Today's News & Views
February 12, 2008
 

Abortion, Euthanasia, and the
New Research on Pain & Consciousness
-- Part One of Two

Editor's note. Please read both Part One and Part Two and send me your comments at daveandrusko@hotmail.com.

I will be out of the loop Wednesday through Friday. I mention that for two reasons. First, it means I won't be writing tomorrow about the results of the presidential primaries that are taking place today in Virginia, Maryland, and the District of Columbia. And, second, to give you a heads-up that what you'll be reading the rest of the week is being composed today.

A few words about what is being called the "Chesapeake primary." On the Democratic side,  polls (for what they are worth) suggest three easy wins for pro-abortion Sen. Barack Obama over pro-abortion Sen. Hillary Clinton. Clinton faces the realistic possibility of going zero for February.
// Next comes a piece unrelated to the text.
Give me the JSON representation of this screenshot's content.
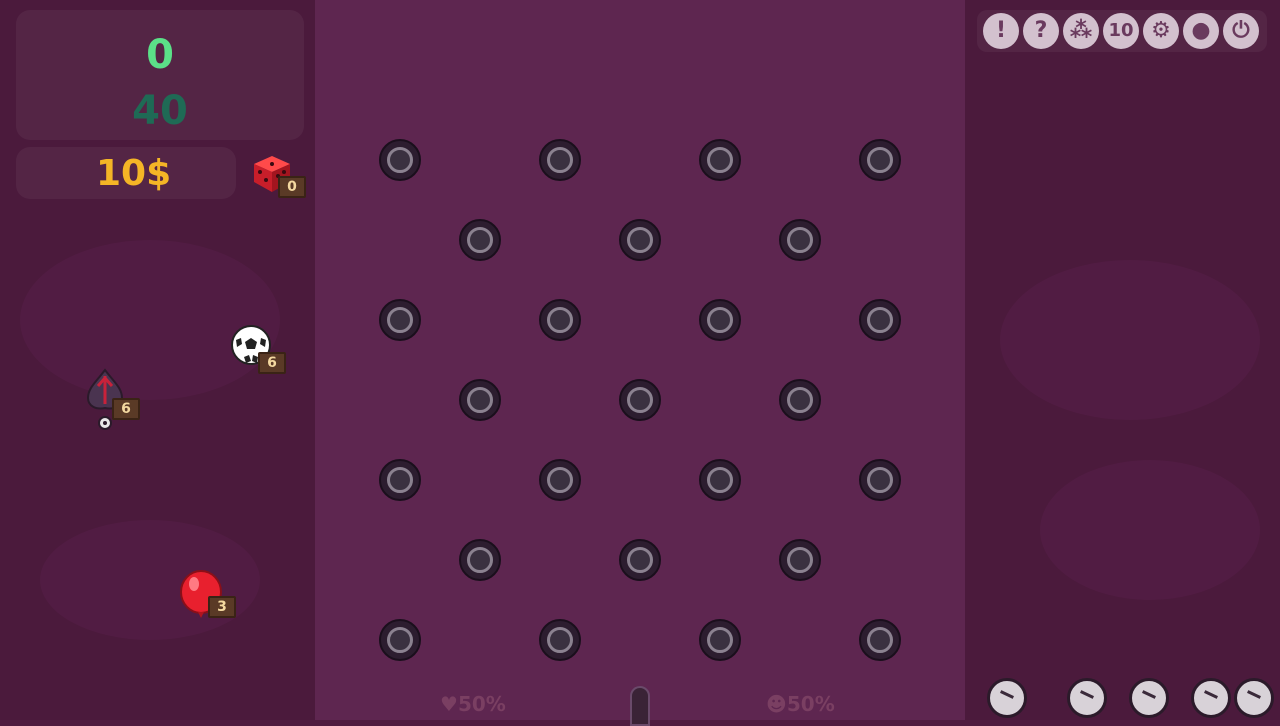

On the Republican side of the ledger, polls show Sen. John McCain leading former Gov. Mike Huckabee in all three jurisdictions. The caveat  [again, if we put credence in polling data] is that Gov. Huckabee's numbers have improved markedly in Virginia, although he is still the underdog.

Today is a follow on to yesterday's column on fetal pain and the extraordinary essay that ran in the New York Times Sunday Magazine. [www.nytimes.com/2008/02/10/magazine/10Fetal-t.html?_r=1&scp=1&sq=fetal+pain&st=nyt&oref=slogin]. My guess is because it was posted late, not as many people saw yesterday's TN&V as customarily do. I've included it as Part Two.

In a nutshell, Annie Murphy Paul does a bang-up job of  giving both sides of the debate over fetal pain a fair shake. In my admittedly less-than-objective perspective, it is impossible to read the essay without concluding that it is very likely that unborn babies, by no later than 20 weeks into gestation, can and do experience pain.

What I did not have time or space to develop yesterday is very, very important. The back and forth over fetal pain intersects with a number of significant medical issues, not the least of which is  the mystery of consciousness.

Paul writes about the work of Dr. Bjorn Merker who has investigated children with hydranencephaly--a condition in "which the brain stem is preserved but the upper hemispheres are largely missing and replaced by fluid."

Yet there was considerable evidence from parents that these children "seemed to demonstrate awareness." Merker proposed in an article in the journal Behavioral and Brain Sciences that "the brain stem is capable of supporting a preliminary kind of awareness on its own."

Merker wrote, the "tacit consensus concerning the cerebral cortex" that it is the "organ of consciousness" may "have been reached prematurely, and may in fact be seriously in error."

What leaps to mind? Patients with severe brain injuries who are diagnosed with various demeaning labels such as "persistent vegetative state" and "minimally conscious."

And indeed Dr. Merker's article provoked a lot of commentary. "Many noted that if Merker is correct, it could alter our understanding of how normal brains work and could change our treatment of those who are now believed to be insensible to pain because of an absent or damaged cortex," Paul writes.

Good news, right? Wrong. "For example, the decision to end the life of a patient in a persistent vegetative state might be carried out with a fast-acting drug, suggested Marshall Devor, a biologist at the Center for Research on Pain at Hebrew University in Jerusalem." Why? "Devor wrote that such a course would be more humane than the weeks of potentially painful starvation that follows the disconnection of a feeding tube (though as a form of active euthanasia it would be illegal in the United States and most other countries)."

In the end I am confident that the ever-expanding pool of knowledge about pain and consciousness will work to the benefit of unborn babies, the medically fragile, those with severe brain injuries, and/or those whose brains might not be nearly as developed.

But, always, the first impulse of the quality-of-life set is a twisted inversion of compassion. It remains our job, as always, to remind everyone that killing is never caring.